When I moved home after school, I accepted a temporary job working with my dad. He ran his own business and hired me on as a receptionist. It was great way to start out my post-grad life. No one ever came to visit and if they did, he was in charge of letting everyone in. Other than that, he was particular about keeping the doors locked – especially if he was gone.

I spent most of my days alone and without many calls, which was fine with me. It gave me a lot of time to start working on my first novel. From 9 to 3, I’d write and edit then write and edit some more. The amount of creativity that flowed through me during those days boosted my confidence immensely.

On my 22nd birthday, I had plans to meet my family for an early dinner after work. By the time the clock hit 3, I bolted from my office. I switched off the air, set the alarm, and locked all the doors. As I walked to my car, I heard that small sound again. That small tapping. I looked back towards my office to the three panel window that my desk faced.

He was standing there in my office and I could finally see him clearly. He was much taller than I expected and extremely lanky – almost sick looking. Despite his height, he stood hunched over, rocking back and forth slightly. His hair was greasy and brown, falling in curls over his shoulders. He was smiling so wide I could see each one of those large teeth. He slowly raised his hand and wagged his fingers in a wave.

Chills shot through my spin as I fought the urge to scream. All I could think of was the notification I just heard from my phone. I didn’t need to look. I knew it said, “I enjoy watching you.”

I fumbled with my car keys for a few seconds before successfully unlocking the door. I sped out of the parking lot, but as I looked back, the man hadn’t moved. He was just standing there with that smile plastered to his face.

It was nearly 10 pm when the cops finally showed up to my apartment with any information. I wasn’t sure what was worse in this case: knowing or not knowing.

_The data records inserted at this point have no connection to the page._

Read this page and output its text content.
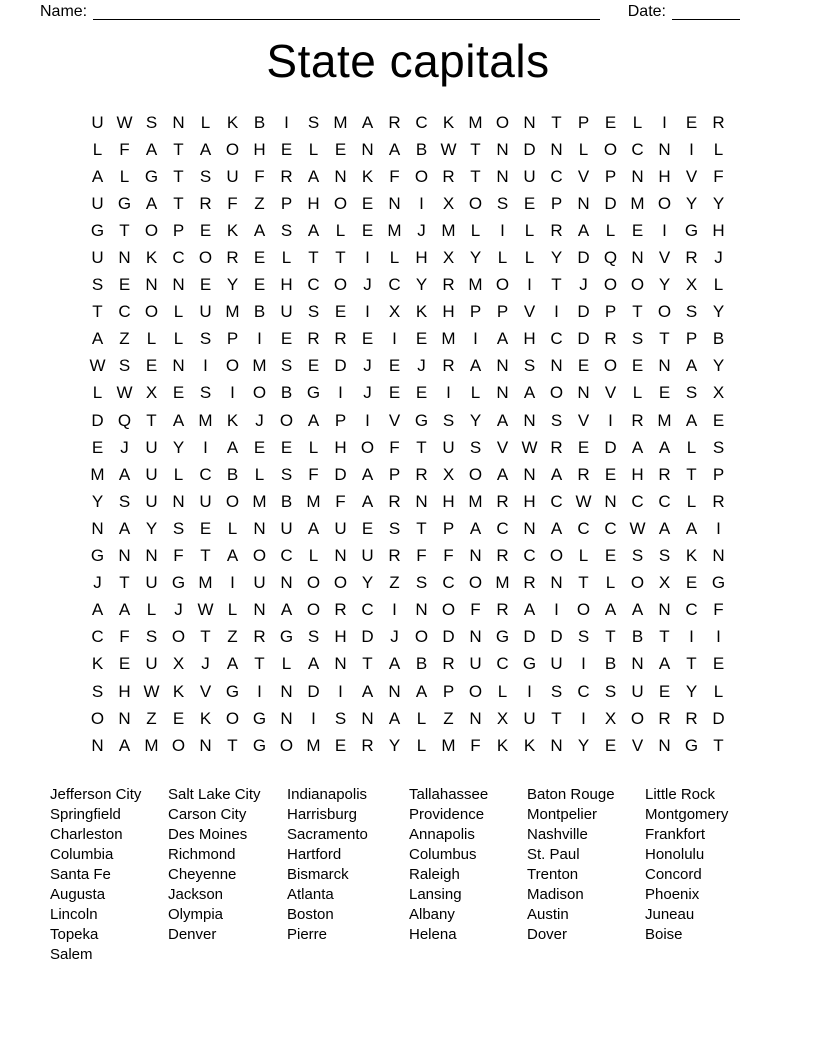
Name:	Date:
State capitals
U W S N L K B	I	S M A R C K M O N T P E L	I	E R
L	F A T A O H E L E N A B W T N D N L O C N	I	L
A L G T S U F R A N K F O R T N U C V P N H V F
U G A T R F Z P H O E N	I	X O S E P N D M O Y Y
G T O P E K A S A L E M J M L	I	L R A L E	I	G H
U N K C O R E L	T T	I	L H X Y L	L Y D Q N V R J
S E N N E Y E H C O J C Y R M O	I	T	J O O Y X L
T C O L U M B U S E	I	X K H P P V	I	D P T O S Y
A Z	L	L S P	I	E R R E	I	E M	I	A H C D R S T P B
W S E N	I	O M S E D J	E	J R A N S N E O E N A Y
L W X E S	I	O B G	I	J	E E	I	L N A O N V L E S X
D Q T A M K	J O A P	I	V G S Y A N S V	I	R M A E
E	J U Y	I	A E E L H O F T U S V W R E D A A L S
M A U L C B L S F D A P R X O A N A R E H R T P
Y S U N U O M B M F A R N H M R H C W N C C L R
N A Y S E L N U A U E S T P A C N A C C W A A	I
G N N F T A O C L N U R F F N R C O L E S S K N
J	T U G M	I	U N O O Y Z S C O M R N T	L O X E G
A A L	J W L N A O R C	I	N O F R A	I	O A A N C F
C F S O T Z R G S H D J O D N G D D S T B T	I	I
K E U X	J	A T	L A N T A B R U C G U	I	B N A T E
S H W K V G	I	N D	I	A N A P O L	I	S C S U E Y L
O N Z E K O G N	I	S N A L	Z N X U T	I	X O R R D
N A M O N T G O M E R Y L M F K K N Y E V N G T
Jefferson City
Springfield
Charleston
Columbia
Santa Fe
Augusta
Lincoln
Topeka
Salem
Salt Lake City
Carson City
Des Moines
Richmond
Cheyenne
Jackson
Olympia
Denver
Indianapolis
Harrisburg
Sacramento
Hartford
Bismarck
Atlanta
Boston
Pierre
Tallahassee
Providence
Annapolis
Columbus
Raleigh
Lansing
Albany
Helena
Baton Rouge
Montpelier
Nashville
St. Paul
Trenton
Madison
Austin
Dover
Little Rock
Montgomery
Frankfort
Honolulu
Concord
Phoenix
Juneau
Boise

When the police arrived at my office, the man was sitting on the ground as if he had been waiting for their arrival. He didn’t put up a fight; instead he went quietly – almost happily. Before they handcuffed him, he handed them a slip of paper with an address scribbled on it. Apparently it was something “she’ll want to see for herself.”

After the reaction the officers had when I asked about the location, I’m choosing to believe the opposite. One officer went pale and shook his head while his partner pulled out a large envelope. He motioned for me to take a seat before setting it on the table.

It was filled to the brim with pictures of my father and I throughout my life.

Only it wasn’t my father. The man had cut and pasted his face onto my father’s in each photo – like some sort of sick and twisted scrapbook. There were photos from birthday parties, camping trips, and graduations.

I quickly noticed that each of these photos was taken from a side angle and we were never facing the camera. The man had been there, off to the side during every one of these event, taking these.

My stomach dropped. If I was sufficiently creeped out at this point, the last photo left me terrified.

It was an untouched photo of the man and someone who looked very similar to my mother looking extremely happy with a prom banner in the background. In red marker, right at the bottom, the words “I could have been a good father” were written.